Wright of Derby - A lição do filósofo sobre o planetário - National Gallery

Nos mercados também há duas formas de analisarmos o movimento: 1) utilizando considerações fundamentais, de modo a calcularmos os ganhos e perdas de dinheiro por parte das empresas, tentando fazer previsões relativamente ao andamento futuro do negócio; 2) recorrendo à dinâmica sob a forma de análise técnica, de modo a nos podermos juntar a todos aqueles que usam as mesmas ferramentas que nós e poder tomar decisões de grupo e assim beneficiar de um simulacro de informação privilegiada. O defeito de 1) em relação a 2) é que nada nos diz sobre o tempo!
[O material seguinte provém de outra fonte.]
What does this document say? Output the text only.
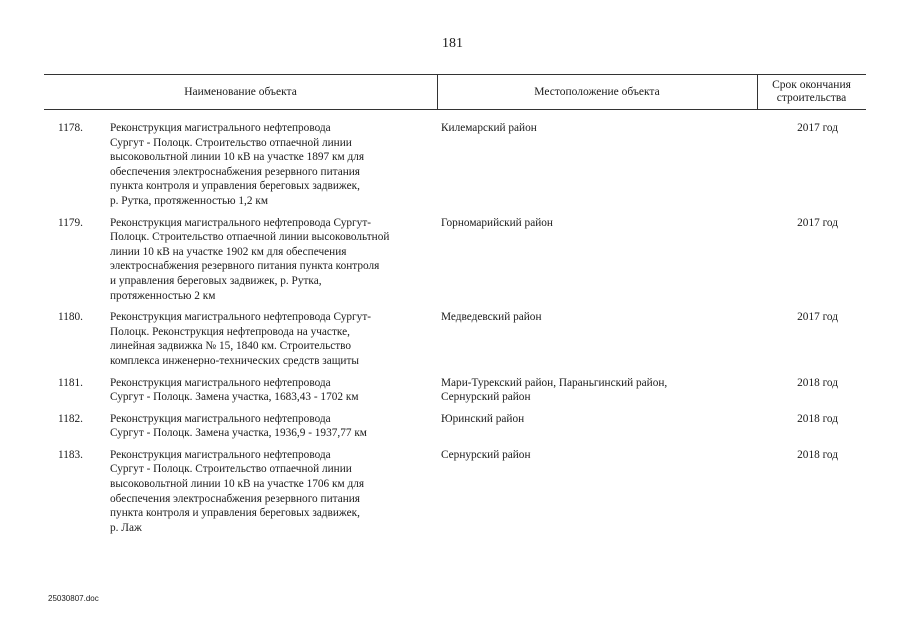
181
Наименование объекта	Местоположение объекта
Срок окончания строительства
1178.	Реконструкция магистрального нефтепровода
Сургут - Полоцк. Строительство отпаечной линии
высоковольтной линии 10 кВ на участке 1897 км для
обеспечения электроснабжения резервного питания
пункта контроля и управления береговых задвижек,
р. Рутка, протяженностью 1,2 км
Килемарский район	2017 год
1179.	Реконструкция магистрального нефтепровода Сургут-
Полоцк. Строительство отпаечной линии высоковольтной
линии 10 кВ на участке 1902 км для обеспечения
электроснабжения резервного питания пункта контроля
и управления береговых задвижек, р. Рутка,
протяженностью 2 км
Горномарийский район	2017 год
1180.	Реконструкция магистрального нефтепровода Сургут-
Полоцк. Реконструкция нефтепровода на участке,
линейная задвижка № 15, 1840 км. Строительство
комплекса инженерно-технических средств защиты
Медведевский район	2017 год
1181.	Реконструкция магистрального нефтепровода
Сургут - Полоцк. Замена участка, 1683,43 - 1702 км
Мари-Турекский район, Параньгинский район,
Сернурский район
2018 год
1182.	Реконструкция магистрального нефтепровода
Сургут - Полоцк. Замена участка, 1936,9 - 1937,77 км
Юринский район	2018 год
1183.	Реконструкция магистрального нефтепровода
Сургут - Полоцк. Строительство отпаечной линии
высоковольтной линии 10 кВ на участке 1706 км для
обеспечения электроснабжения резервного питания
пункта контроля и управления береговых задвижек,
р. Лаж
Сернурский район	2018 год
25030807.doc
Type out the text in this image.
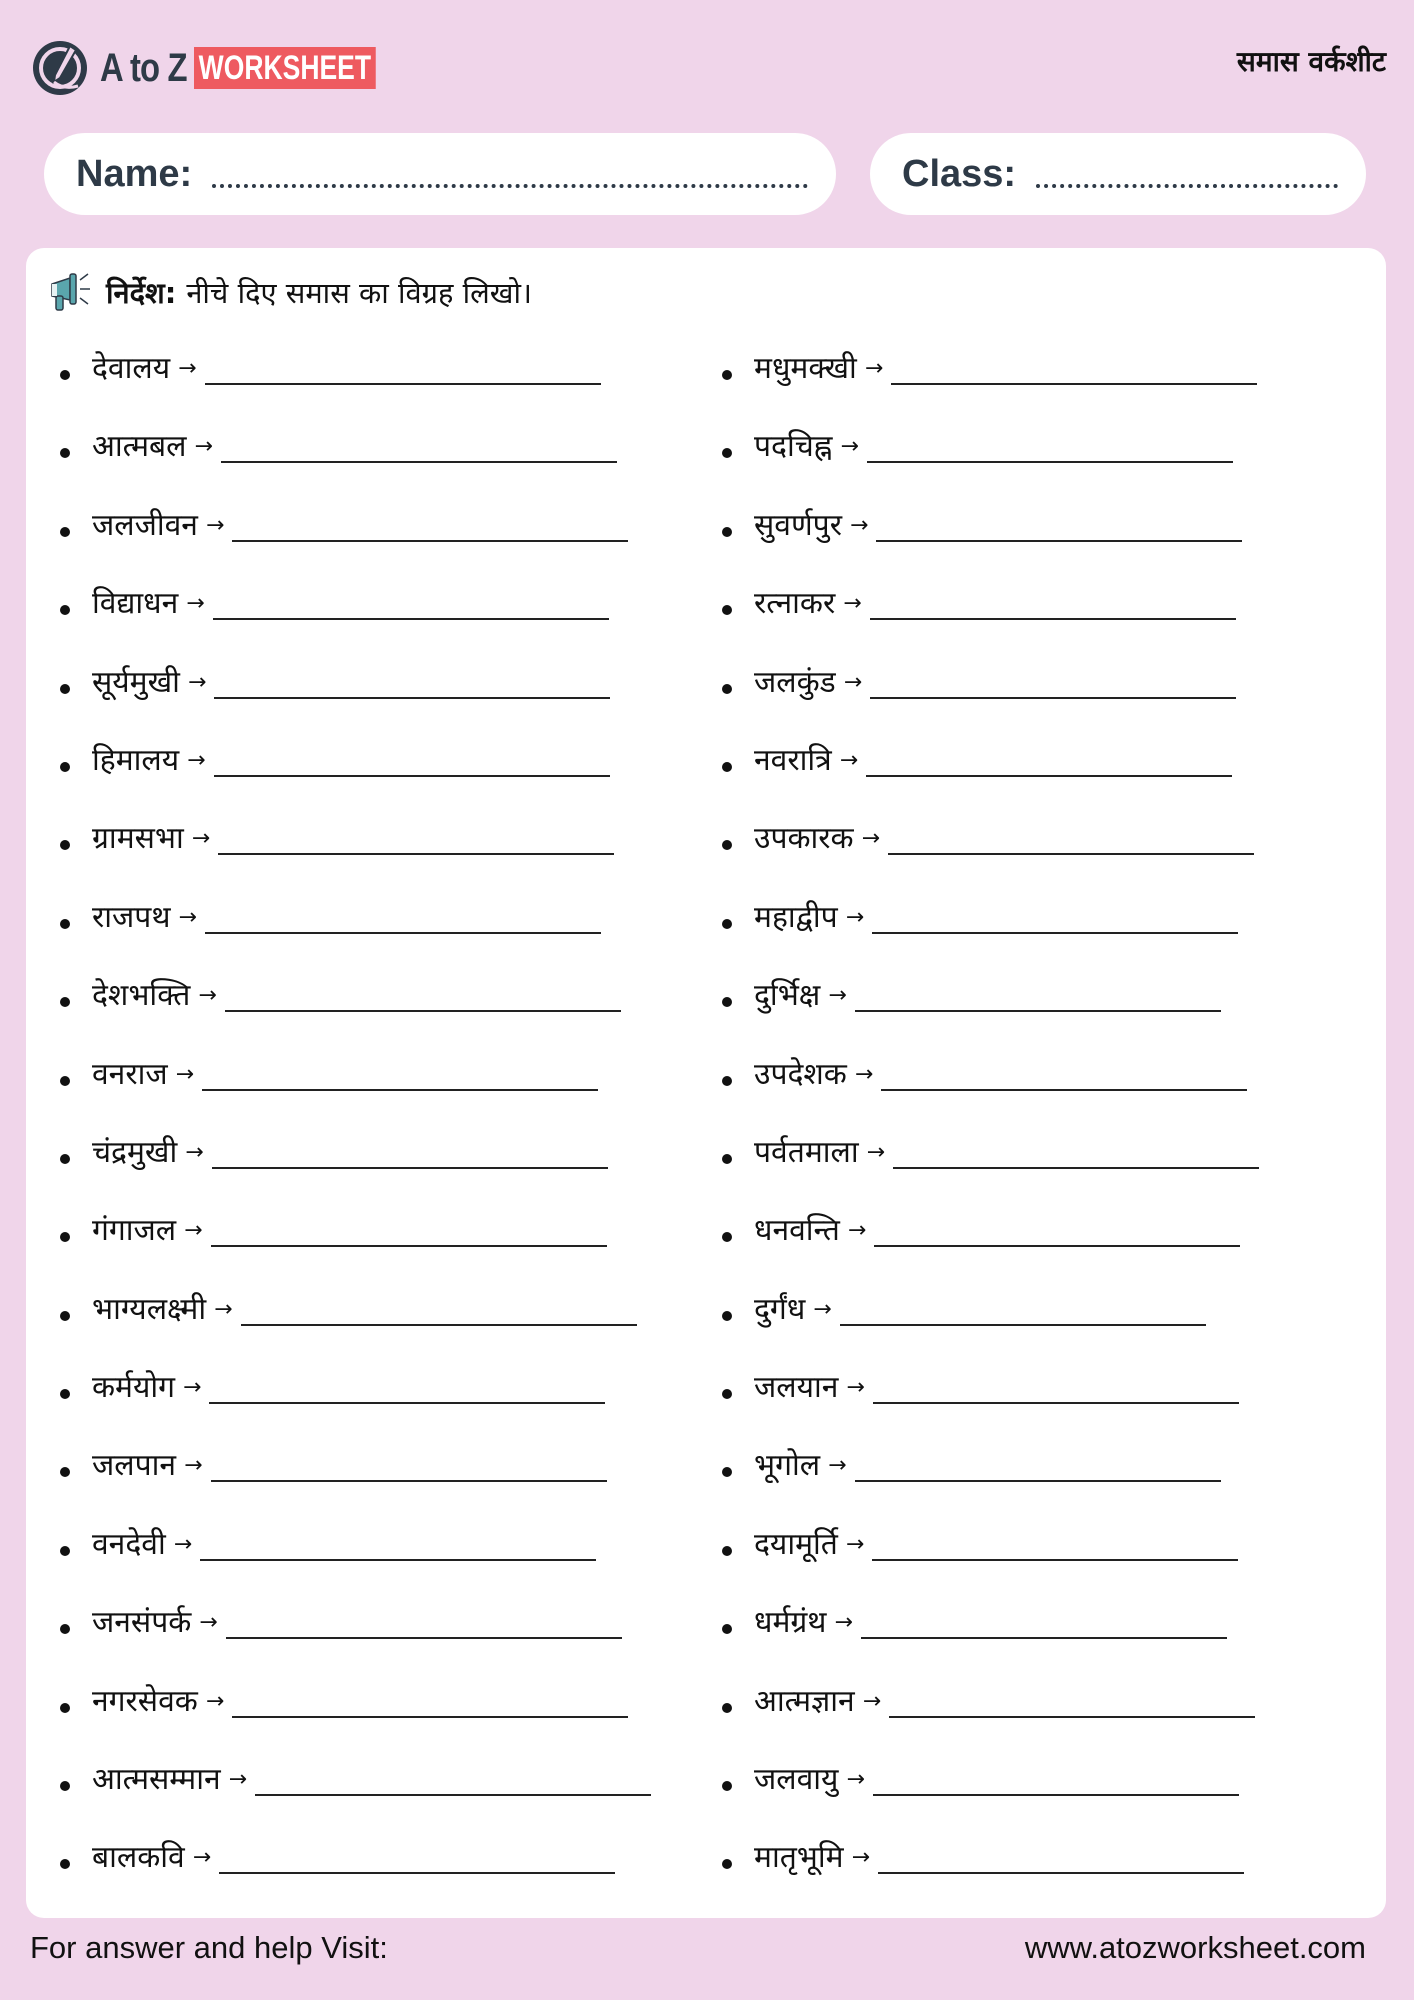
A to Z WORKSHEET	समास वर्कशीट
Name:	Class:
निर्देश: नीचे दिए समास का विग्रह लिखो।
देवालय →
आत्मबल →
जलजीवन →
विद्याधन →
सूर्यमुखी →
हिमालय →
ग्रामसभा →
राजपथ →
देशभक्ति →
वनराज →
चंद्रमुखी →
गंगाजल →
भाग्यलक्ष्मी →
कर्मयोग →
जलपान →
वनदेवी →
जनसंपर्क →
नगरसेवक →
आत्मसम्मान →
बालकवि →
मधुमक्खी →
पदचिह्न →
सुवर्णपुर →
रत्नाकर →
जलकुंड →
नवरात्रि →
उपकारक →
महाद्वीप →
दुर्भिक्ष →
उपदेशक →
पर्वतमाला →
धनवन्ति →
दुर्गंध →
जलयान →
भूगोल →
दयामूर्ति →
धर्मग्रंथ →
आत्मज्ञान →
जलवायु →
मातृभूमि →
For answer and help Visit:	www.atozworksheet.com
E o tempo é no caso dos mercados, como no do movimento de sistemas, um fator de importância decisiva, não só por causa do custo de oportunidade (ao avançar antes de tempo, perdemos a oportunidade de avançar de uma maneira mais proveitosa), mas também porque tudo muda tão depressa que se esperarmos demasiado tempo corremos o risco de termos de corrigir quando já é demasiado tarde. É por isso que Newton foi um dos grandes da história humana e é por isso que nós (que não somos Newton) preferimos a análise técnica à análise fundamental (até porque também não somos contabilistas)!

Na semana passada, analisamos a notícia da entrada da Mota Engil na eletricidade do México e achamos (e continuamos a achar) que a coisa era boa onda. Mas a notícia cai no âmbito da análise fundamental e, portanto, não há nada que possamos dizer sobre o tempo. E isso tira-lhe força porque enquanto o pau vai e vem,... lá está!

Do ponto de vista técnico, o PSI20 vai fazendo o seu caminho entalado na terra de ninguém. Gostávamos muito de vermos o índice ir acima do máximo relativo anterior nos 5600 pontos e depois vir ganhar balanço ali à Lta na zona dos 5350-5400, ficando sempre acima da linha tracejada vermelha: esse seria o ponto de entrada ideal! 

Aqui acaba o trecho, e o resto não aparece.